1

Below is my code to extract data from a website

from selenium import webdriver 
from selenium.webdriver.common.keys import Keys
from selenium.webdriver.common.by import By
import time
from selenium.webdriver.support.ui import WebDriverWait
from selenium.webdriver.support import expected_conditions as EC
import pandas as pd
import numpy as np
from csv import writer
from selenium.webdriver.chrome.options import Options
import time


options = webdriver.ChromeOptions()
options.add_experimental_option('excludeSwitches', ['enable-logging'])

# Initialize the webdriver
Path= r"C:\Users\xxx\Downloads\Python\chromedriver.exe"

#Configuration
driver  = webdriver.Chrome(Path)

# Navigate to the website containing the HTML code
driver.get("https://app.mohiguide.com/search/result?type=3&parent=6")

# Find the element with the data-src attribute using class name
element = driver.find_element(By.CLASS_NAME, 'title')

# Extract the value of the data-src attribute
data_src = element.get_attribute("data-src")

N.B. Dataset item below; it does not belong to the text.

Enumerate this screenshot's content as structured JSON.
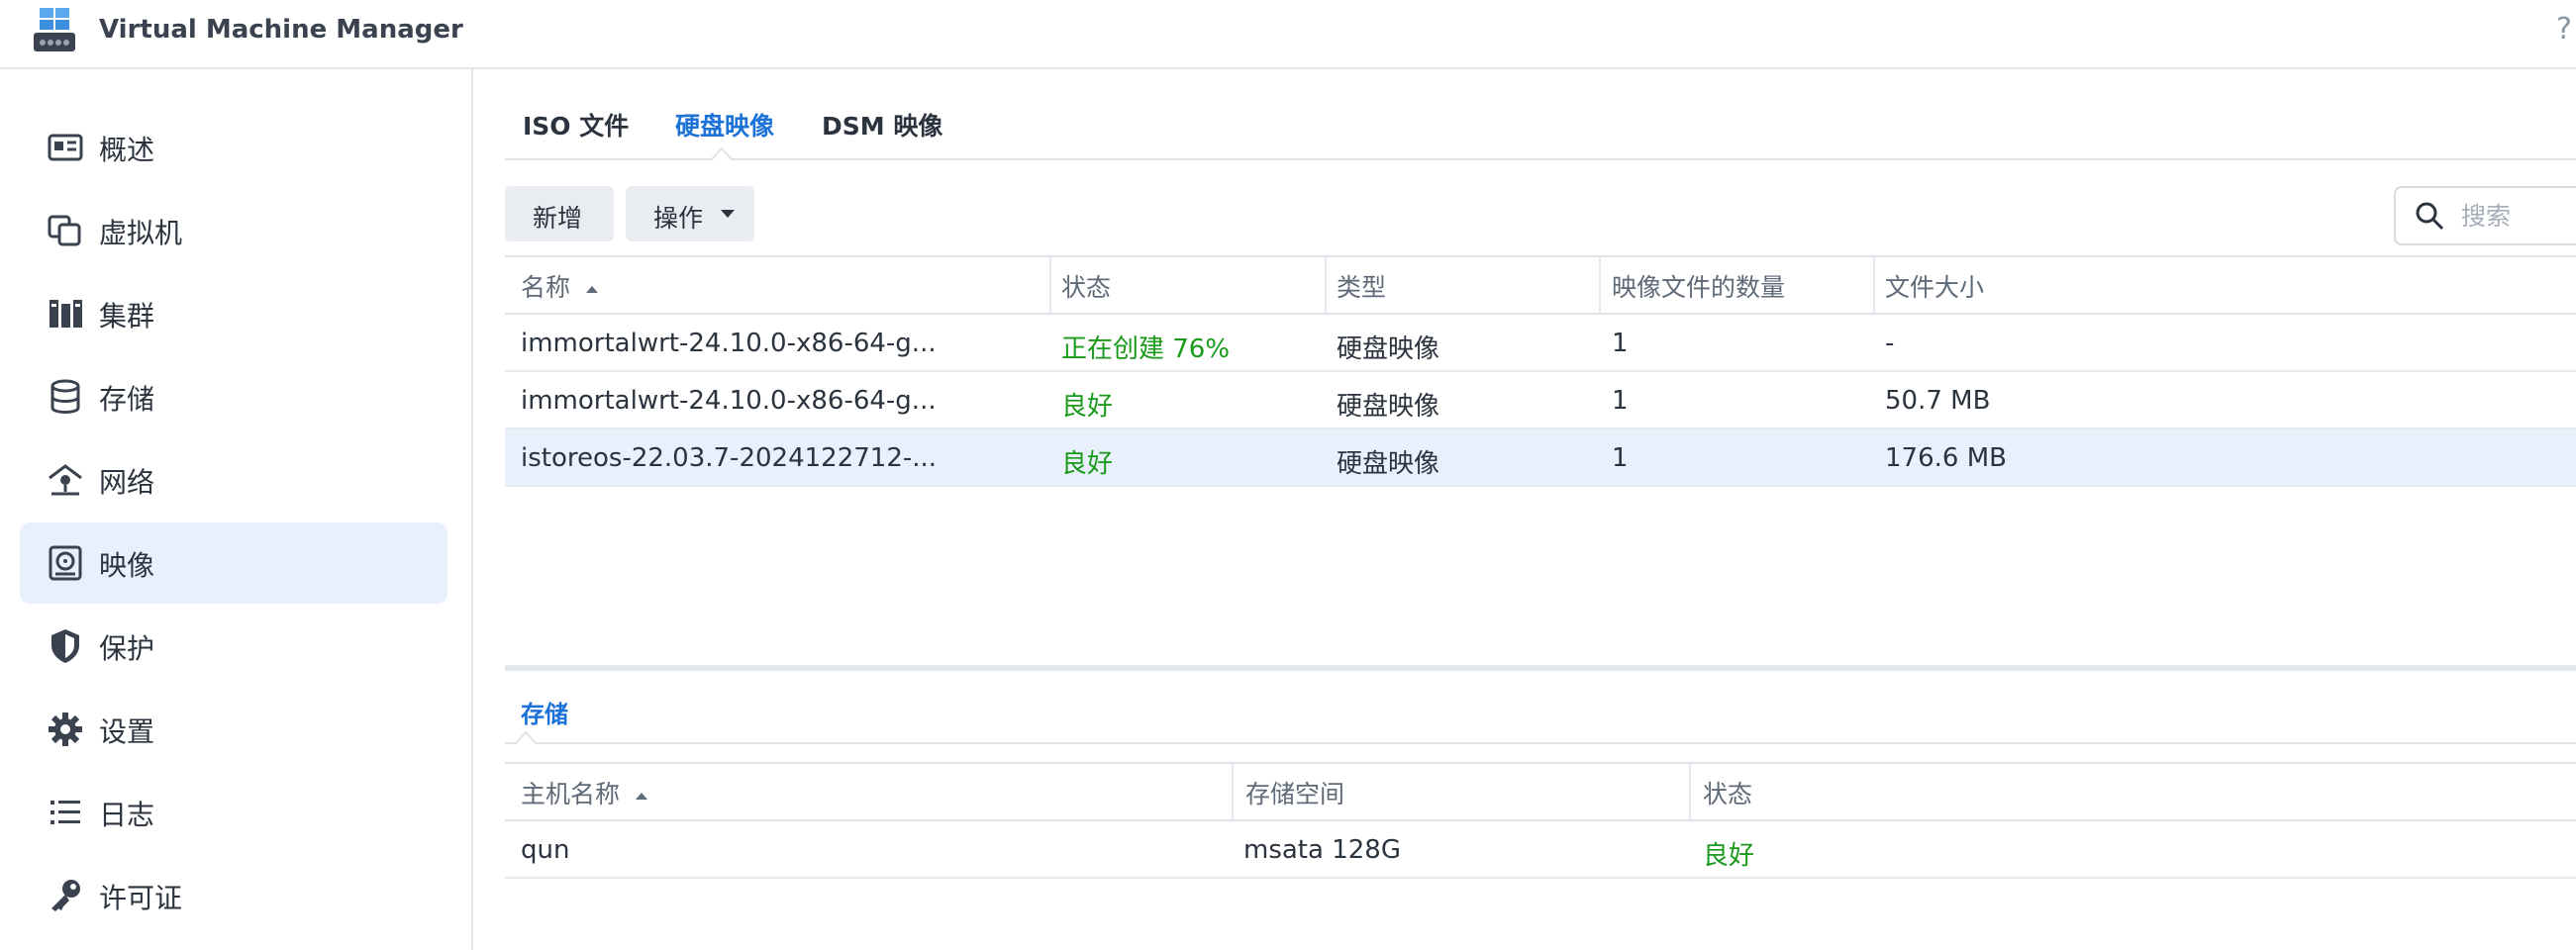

# Print the value of data-src
print(data_src)

# Close the webdriver
driver.quit()

However, I got the following error:

[4192:22976:0722/130914.625:ERROR:cert_issuer_source_aia.cc(34)] Error parsing cert retrieved from AIA (as DER):
ERROR: Couldn't read tbsCertificate as SEQUENCE
ERROR: Failed parsing Certificate

It looks like the certificate error, but I try to use selenium one year before and it runs successfully.

jasondesu
  • 57
  • 6
  • read this post https://stackoverflow.com/questions/75771237/error-parsing-cert-retrieved-from-aia-as-der-error-couldnt-read-tbscertifi – Golil Jul 22 '23 at 05:26
  • No I tried, but still the same – jasondesu Jul 22 '23 at 05:32
  • Did you try to update your python packages? Do `pip install -U pip`// `pip install -U certifi` //`pip install -U selenium`, and also visit Selenium documentation to see how to initialize the driver in the latest version. Let me know if you want a full answer. – Barry the Platipus Jul 22 '23 at 06:53

2 Answers2

1

This error message...

[4192:22976:0722/130914.625:ERROR:cert_issuer_source_aia.cc(34)] Error parsing cert retrieved from AIA (as DER):
ERROR: Couldn't read tbsCertificate as SEQUENCE
ERROR: Failed parsing Certificate

...implies that most likely there is an expired ca public cert in the browsers cert store.


Solution

Prerequisites

  • Ensure that you are using Python 3.7+ and Selenium v4.6.0+

You can ignore the certificate errors and exclude them from logging as follows:

from selenium import webdriver 
from selenium.webdriver.chrome.options import Options

options = Options()
options.add_argument("start-maximized")
options.add_argument("--ignore-certificate-errors")
options.add_argument("--allow-running-insecure-content")
options.add_experimental_option('excludeSwitches', ['enable-logging'])
driver = webdriver.Chrome(options=options)
driver.get("https://app.mohiguide.com/search/result?type=3&parent=6")
print(WebDriverWait(driver, 20).until(EC.visibility_of_element_located((By.CLASS_NAME, "title"))).get_attribute("data-src"))
driver.quit()

Console Output:

None

As the first matching element:

<h1 class="title" data-v-37414d58="">Pet villa(西營盤)</h1>

doesn't contains the attribute data-src. Hence None is printed.

undetected Selenium
  • 183,867
  • 41
  • 278
  • 352
0

you have problem in check certs. you can add args to webdriver to ignore ssl errors

    options.add_argument('--ignore-certificate-errors')
    options.add_argument('--allow-running-insecure-content')
Golil
  • 467
  • 4
  • 12